It’s rare now to find PATA (parallel ATA) anywhere except in some applications using CompactFlash (CFlash) storage – and, even there, there’s a new CFlash standard that uses SATA. Beyond those small and niche survivals, SATA remains the preferred data transfer bus in consumer computers, whether desktop or laptop. “Consumer” is stressed here because there are other buses; nevertheless, even a top end laptop intended for heavy commercial use will still ship today with a standard SATA bus (although there is also likely to be provision for M.2 storage attachment which the user can use or not use).

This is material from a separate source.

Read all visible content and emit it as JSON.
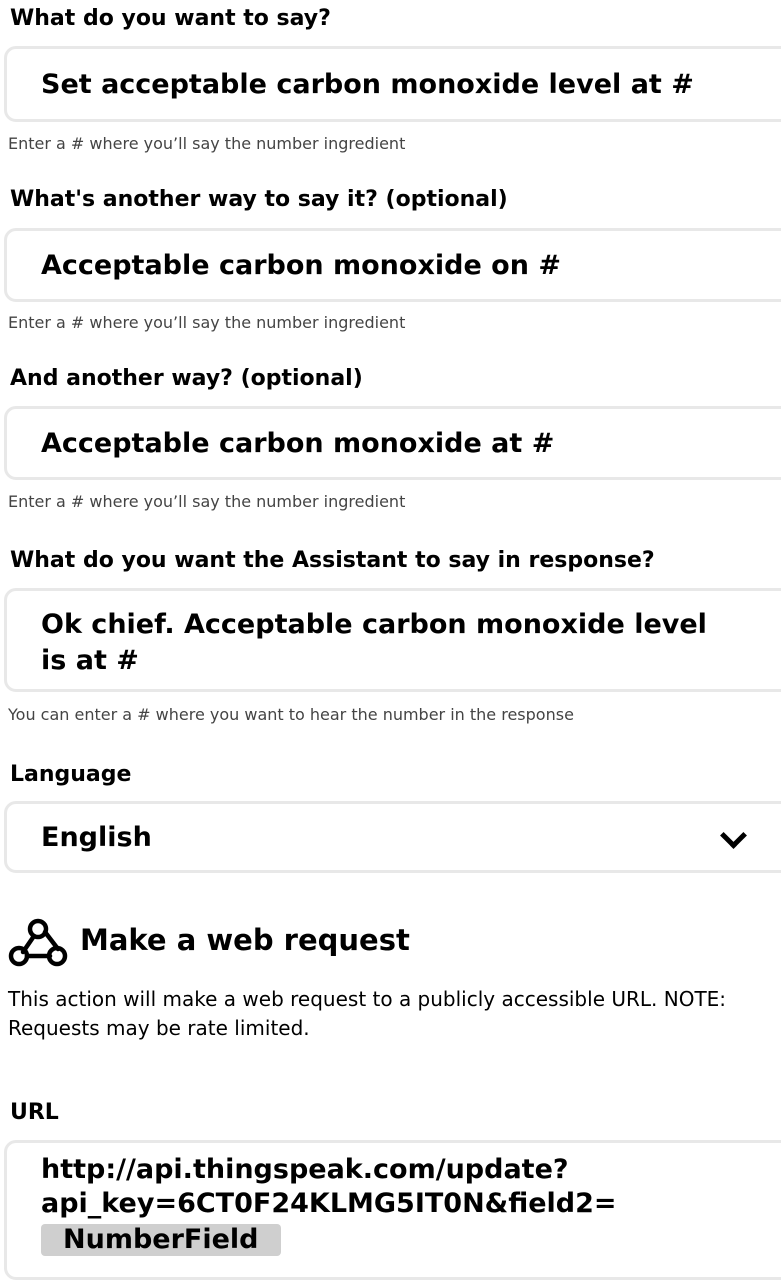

Returning for a moment to the history of computing theme that appears elsewhere on this website, the experiences of early adopters of microcomputing created a hunger for compatibility. Before IBM introduced the PC, the microcomputing world was chaotic. Every manufacturer had their own operating system and each one made system calls to peripheral units in their own way. It followed that a printer or a program that worked perfectly well on one microcomputer would refuse to work on another. There were suites of programs that could only work on one make of computer – trying to transfer them to another make would usually end in days of struggle and grief.
IBM brought order to this scene of mayhem by joining with Microsoft to launch DOS (Disk Operating System). This forced manufacturers to ensure that all system calls were made in the same way and made software companies do the same. Now, at last, software and hardware could be transferred from one make of microcomputer to another with the expectation that it would continue to work.
Having at last achieved compatibility, users were simply not willing to give it up. That is why SATA has lasted so long. Standards set by the Serial ATA International Organization (SATA-IO) have been followed. SATA reigns.